よくわからないままノリで生えてきたら盛大なキノコ祭りだったので、嬉しくて胞子が震えている。
カエンタケ(火炎茸)
燃え上がる炎や鹿の角の様な形の、赤いキノコ。
致死量は数グラムで、触れるだけでも毒素が吸収されるという、猛毒キノコ。
ササクレシロオニタケの緊急通報と、アニエスの心に反応して生えてきた、毒キノコ界の重鎮。
触れるだけでも皮膚に炎症を起こすので、生えた部分の毛根はほぼ、もげることだろう。
「キノコのお姫様を泣かせた罪は、毛根をもって贖え」とお怒りで、全毛根の抹殺を宣言した。
ドクササコ (毒笹子)
黄土褐色の中央がへこんだ傘を持つ猛毒キノコで、攻撃の陰湿さに定評がある。
体内潜入後、潜伏4~5日後から手足の先と陰茎のみを執拗に攻撃し、激痛を1か月以上継続させる。
何故、そこを狙うのかは謎。
アニエスの意思により猛毒戦士が直接攻撃できないので、代わりに最前線(口の中)に特攻を仕掛ける勇敢なキノコ。
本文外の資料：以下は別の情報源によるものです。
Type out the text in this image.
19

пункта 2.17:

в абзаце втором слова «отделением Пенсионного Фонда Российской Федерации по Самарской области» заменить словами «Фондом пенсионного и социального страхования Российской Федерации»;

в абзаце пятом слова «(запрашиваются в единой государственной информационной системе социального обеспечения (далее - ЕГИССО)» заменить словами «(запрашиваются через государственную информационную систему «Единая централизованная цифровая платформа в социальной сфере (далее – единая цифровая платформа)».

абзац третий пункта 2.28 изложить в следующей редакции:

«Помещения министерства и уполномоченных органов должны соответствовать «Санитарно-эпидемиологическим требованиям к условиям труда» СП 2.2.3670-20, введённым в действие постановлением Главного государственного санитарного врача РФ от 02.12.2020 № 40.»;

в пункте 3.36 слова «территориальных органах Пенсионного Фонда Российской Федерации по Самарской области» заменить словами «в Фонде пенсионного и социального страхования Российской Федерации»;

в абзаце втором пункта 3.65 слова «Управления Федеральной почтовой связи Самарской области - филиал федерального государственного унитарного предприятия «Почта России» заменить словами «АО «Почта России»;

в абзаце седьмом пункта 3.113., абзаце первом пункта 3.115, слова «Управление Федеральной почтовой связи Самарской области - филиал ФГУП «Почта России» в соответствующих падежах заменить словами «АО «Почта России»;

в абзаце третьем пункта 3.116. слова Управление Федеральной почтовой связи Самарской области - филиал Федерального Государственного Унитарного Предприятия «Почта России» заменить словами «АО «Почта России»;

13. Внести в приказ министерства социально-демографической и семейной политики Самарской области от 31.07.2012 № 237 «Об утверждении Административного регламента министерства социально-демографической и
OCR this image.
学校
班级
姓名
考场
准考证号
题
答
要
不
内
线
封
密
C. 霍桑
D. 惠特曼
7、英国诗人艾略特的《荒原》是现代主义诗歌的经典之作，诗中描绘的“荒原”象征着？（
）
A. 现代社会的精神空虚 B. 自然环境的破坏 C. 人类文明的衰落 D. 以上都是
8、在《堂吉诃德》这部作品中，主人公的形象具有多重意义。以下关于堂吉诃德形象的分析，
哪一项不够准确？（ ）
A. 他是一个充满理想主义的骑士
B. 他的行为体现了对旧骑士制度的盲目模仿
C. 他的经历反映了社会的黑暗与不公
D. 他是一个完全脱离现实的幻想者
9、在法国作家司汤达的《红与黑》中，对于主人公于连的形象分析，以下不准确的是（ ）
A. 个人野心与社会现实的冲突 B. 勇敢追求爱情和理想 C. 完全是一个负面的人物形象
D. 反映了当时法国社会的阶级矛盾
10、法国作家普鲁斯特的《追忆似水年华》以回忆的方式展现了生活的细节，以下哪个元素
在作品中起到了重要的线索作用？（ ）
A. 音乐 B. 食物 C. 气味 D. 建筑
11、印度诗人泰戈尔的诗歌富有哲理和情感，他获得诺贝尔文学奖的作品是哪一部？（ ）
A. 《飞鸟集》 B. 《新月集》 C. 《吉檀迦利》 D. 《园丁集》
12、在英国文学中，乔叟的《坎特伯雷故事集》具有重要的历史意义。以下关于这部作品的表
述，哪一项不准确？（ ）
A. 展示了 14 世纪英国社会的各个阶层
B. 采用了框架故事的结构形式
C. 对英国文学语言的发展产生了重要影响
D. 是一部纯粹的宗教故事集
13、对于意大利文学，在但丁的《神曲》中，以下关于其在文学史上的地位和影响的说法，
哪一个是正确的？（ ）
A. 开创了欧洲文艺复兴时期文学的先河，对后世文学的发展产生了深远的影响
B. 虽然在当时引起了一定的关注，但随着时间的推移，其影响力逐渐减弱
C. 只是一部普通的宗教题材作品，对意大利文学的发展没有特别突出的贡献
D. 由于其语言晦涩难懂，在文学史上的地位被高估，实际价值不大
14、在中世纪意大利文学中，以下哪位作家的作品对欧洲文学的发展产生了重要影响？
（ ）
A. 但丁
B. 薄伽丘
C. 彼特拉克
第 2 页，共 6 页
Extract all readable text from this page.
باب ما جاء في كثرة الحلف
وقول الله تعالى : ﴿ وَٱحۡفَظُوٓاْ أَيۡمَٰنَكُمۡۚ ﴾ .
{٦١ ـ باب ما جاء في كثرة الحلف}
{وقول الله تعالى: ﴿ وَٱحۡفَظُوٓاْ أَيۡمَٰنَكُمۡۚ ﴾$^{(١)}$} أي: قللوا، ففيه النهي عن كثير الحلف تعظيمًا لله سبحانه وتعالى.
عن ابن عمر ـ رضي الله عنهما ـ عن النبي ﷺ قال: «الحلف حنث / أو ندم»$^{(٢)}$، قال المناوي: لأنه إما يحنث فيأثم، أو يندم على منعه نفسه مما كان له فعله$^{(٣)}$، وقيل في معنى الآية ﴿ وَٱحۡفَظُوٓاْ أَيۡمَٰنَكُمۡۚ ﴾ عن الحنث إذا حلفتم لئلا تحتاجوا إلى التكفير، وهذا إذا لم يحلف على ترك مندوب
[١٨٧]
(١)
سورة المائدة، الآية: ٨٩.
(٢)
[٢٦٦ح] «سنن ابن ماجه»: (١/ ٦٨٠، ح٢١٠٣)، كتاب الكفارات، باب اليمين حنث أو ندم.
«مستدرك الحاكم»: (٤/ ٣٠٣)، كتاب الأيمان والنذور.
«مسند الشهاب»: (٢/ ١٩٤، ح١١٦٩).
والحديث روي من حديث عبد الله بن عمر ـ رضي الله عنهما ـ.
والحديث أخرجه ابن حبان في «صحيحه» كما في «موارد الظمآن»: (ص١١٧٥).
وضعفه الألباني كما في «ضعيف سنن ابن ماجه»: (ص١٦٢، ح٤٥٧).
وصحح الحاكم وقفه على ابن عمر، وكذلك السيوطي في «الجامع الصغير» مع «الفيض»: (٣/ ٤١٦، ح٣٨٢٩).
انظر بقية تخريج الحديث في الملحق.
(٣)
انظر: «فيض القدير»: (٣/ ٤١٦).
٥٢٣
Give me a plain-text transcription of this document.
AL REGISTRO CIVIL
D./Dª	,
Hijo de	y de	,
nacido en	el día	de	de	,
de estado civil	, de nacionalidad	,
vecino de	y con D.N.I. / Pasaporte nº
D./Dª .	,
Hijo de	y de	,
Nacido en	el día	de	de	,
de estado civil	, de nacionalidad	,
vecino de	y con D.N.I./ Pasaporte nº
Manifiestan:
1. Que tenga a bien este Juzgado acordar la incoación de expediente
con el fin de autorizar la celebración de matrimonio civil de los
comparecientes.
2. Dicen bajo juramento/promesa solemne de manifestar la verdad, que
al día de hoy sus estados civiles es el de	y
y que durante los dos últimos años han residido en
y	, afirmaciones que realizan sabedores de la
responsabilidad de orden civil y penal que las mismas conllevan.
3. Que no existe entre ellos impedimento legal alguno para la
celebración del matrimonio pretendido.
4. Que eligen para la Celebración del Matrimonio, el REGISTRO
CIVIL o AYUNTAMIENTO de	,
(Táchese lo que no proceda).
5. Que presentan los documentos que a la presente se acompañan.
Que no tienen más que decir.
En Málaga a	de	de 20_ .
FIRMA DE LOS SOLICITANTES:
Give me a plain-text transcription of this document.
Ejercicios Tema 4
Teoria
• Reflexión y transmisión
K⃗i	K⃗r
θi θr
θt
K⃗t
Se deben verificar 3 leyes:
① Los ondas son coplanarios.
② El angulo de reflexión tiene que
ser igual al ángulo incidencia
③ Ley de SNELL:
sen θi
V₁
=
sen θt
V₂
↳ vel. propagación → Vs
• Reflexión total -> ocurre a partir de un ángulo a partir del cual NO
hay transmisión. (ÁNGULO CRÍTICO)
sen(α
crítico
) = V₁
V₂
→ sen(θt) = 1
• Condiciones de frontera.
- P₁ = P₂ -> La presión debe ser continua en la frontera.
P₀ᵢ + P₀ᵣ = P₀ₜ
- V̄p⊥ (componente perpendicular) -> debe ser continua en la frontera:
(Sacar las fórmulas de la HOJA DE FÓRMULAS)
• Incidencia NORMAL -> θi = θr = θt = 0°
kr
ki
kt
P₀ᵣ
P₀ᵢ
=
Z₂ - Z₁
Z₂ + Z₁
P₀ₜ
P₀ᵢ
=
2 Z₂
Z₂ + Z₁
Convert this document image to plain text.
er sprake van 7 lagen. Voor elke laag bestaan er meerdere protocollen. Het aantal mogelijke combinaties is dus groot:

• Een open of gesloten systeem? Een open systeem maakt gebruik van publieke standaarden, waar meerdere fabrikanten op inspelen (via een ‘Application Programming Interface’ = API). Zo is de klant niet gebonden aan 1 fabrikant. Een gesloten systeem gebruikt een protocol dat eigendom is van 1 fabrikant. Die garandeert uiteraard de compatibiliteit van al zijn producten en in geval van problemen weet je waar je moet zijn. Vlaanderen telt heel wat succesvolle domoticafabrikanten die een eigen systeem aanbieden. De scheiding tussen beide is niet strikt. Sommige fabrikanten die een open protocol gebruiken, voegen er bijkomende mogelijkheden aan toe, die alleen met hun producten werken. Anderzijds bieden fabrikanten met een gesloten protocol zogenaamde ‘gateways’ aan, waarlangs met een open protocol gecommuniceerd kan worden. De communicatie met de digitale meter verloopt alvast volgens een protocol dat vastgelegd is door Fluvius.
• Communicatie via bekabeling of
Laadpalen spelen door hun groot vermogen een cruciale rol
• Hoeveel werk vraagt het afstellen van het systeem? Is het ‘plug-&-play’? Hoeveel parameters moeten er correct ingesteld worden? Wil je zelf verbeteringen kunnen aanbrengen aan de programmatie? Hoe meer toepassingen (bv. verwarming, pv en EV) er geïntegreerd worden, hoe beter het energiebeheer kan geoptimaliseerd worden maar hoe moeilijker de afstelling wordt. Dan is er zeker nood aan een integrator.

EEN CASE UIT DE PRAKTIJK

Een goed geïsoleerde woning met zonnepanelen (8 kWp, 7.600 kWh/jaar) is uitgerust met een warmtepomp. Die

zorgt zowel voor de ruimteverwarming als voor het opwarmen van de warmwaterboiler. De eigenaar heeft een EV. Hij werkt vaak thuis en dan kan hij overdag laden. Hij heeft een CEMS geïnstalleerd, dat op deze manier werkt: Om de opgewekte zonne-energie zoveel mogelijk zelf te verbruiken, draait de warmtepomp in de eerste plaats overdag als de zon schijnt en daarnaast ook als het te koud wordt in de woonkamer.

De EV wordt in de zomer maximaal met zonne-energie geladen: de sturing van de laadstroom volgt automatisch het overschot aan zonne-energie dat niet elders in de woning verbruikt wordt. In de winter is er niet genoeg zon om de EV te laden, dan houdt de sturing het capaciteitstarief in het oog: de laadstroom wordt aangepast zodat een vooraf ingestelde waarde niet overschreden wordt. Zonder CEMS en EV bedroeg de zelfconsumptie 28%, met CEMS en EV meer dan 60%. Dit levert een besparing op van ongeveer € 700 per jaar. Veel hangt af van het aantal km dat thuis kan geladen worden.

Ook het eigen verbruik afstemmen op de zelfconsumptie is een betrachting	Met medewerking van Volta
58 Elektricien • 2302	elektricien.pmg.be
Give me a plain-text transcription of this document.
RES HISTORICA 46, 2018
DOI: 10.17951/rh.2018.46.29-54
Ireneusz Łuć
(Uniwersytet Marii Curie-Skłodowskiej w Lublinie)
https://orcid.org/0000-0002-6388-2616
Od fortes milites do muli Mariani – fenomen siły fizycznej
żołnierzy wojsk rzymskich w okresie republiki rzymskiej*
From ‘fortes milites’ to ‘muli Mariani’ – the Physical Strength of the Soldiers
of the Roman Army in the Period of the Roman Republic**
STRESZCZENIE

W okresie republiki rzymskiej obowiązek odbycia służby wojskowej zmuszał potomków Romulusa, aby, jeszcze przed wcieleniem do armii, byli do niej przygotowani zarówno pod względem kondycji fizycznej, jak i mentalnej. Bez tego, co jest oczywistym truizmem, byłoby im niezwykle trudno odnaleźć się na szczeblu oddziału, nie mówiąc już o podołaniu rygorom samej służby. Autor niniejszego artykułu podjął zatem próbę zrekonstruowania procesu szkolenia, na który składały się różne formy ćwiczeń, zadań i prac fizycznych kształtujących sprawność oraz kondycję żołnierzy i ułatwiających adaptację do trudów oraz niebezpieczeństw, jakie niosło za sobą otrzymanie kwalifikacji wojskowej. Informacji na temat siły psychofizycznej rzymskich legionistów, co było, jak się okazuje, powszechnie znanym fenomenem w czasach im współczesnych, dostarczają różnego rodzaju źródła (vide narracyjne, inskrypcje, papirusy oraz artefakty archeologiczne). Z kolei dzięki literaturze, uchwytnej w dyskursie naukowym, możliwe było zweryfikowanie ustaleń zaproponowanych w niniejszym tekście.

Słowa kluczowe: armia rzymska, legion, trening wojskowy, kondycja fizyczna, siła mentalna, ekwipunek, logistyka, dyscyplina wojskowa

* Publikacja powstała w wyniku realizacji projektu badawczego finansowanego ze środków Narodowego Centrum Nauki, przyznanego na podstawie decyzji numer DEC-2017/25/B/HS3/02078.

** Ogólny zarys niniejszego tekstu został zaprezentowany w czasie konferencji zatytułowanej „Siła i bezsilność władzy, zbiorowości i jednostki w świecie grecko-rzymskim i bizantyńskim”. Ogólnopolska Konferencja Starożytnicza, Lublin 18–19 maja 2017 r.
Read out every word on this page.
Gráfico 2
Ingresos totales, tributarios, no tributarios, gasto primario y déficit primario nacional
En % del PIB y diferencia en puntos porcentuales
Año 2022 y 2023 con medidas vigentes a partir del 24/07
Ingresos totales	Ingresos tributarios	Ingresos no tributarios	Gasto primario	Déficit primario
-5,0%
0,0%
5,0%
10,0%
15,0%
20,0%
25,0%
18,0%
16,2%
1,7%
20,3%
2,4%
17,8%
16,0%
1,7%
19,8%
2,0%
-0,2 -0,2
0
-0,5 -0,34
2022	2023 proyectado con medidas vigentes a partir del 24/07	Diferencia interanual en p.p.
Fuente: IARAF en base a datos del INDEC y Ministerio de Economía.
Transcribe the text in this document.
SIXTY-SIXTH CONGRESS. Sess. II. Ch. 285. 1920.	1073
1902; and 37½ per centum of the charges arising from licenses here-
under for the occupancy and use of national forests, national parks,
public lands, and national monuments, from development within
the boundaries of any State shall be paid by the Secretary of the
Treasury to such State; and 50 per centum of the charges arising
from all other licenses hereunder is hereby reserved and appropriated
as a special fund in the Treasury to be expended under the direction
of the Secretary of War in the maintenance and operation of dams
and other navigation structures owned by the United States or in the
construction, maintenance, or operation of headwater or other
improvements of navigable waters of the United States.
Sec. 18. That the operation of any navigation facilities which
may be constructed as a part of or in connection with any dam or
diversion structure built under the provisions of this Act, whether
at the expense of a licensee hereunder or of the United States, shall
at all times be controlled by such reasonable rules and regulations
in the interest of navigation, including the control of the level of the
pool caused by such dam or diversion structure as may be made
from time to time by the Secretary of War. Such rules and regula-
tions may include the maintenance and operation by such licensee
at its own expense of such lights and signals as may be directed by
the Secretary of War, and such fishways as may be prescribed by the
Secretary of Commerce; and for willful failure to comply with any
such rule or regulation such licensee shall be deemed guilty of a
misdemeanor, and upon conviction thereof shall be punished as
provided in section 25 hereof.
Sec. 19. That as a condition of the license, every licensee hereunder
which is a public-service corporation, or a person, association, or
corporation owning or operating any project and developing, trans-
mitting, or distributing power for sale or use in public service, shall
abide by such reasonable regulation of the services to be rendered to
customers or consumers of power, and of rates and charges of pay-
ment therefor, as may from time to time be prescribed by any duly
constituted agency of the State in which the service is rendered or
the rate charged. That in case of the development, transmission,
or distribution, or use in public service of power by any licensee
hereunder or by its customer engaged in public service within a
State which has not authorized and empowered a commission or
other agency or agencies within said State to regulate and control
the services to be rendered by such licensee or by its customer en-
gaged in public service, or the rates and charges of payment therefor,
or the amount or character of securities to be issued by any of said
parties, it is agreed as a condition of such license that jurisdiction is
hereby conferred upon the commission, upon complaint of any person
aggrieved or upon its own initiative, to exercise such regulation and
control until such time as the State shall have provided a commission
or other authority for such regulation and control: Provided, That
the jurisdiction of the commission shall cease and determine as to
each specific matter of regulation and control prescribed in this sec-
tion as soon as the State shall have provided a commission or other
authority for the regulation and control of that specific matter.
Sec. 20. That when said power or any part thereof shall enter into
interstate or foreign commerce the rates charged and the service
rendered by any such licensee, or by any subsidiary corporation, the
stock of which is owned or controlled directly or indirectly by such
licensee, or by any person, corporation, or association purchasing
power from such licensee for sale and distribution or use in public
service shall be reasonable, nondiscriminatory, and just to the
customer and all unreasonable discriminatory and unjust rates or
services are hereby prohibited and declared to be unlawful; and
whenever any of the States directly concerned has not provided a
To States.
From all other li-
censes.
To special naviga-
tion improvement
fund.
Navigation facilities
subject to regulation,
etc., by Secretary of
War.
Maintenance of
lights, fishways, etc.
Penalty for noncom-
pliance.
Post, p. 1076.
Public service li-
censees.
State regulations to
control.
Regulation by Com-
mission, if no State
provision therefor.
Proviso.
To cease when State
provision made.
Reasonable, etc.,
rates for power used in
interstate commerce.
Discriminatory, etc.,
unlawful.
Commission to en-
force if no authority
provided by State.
「ほーら、齧れよ。齧っちゃえよ」と挑発しながらも、毒の成分を割り増しして攻撃中。
ドクツルタケ(毒鶴茸)
真っ白で綺麗なキノコで、ササクレ・ツバ・ツボすべて真っ白。
一本で成人一人分の致死量を超える毒を持つ、猛毒キノコ。
デストロイングエンジェル(破壊の天使)の名を持つ、最強の戦士のひとり……一本。
「アニエスを泣かせたのはおまえか」と、ひたすら生えて威圧中。
「うっかり食べたぶんはノーカウント」と言って、たまに口を塞いでいる。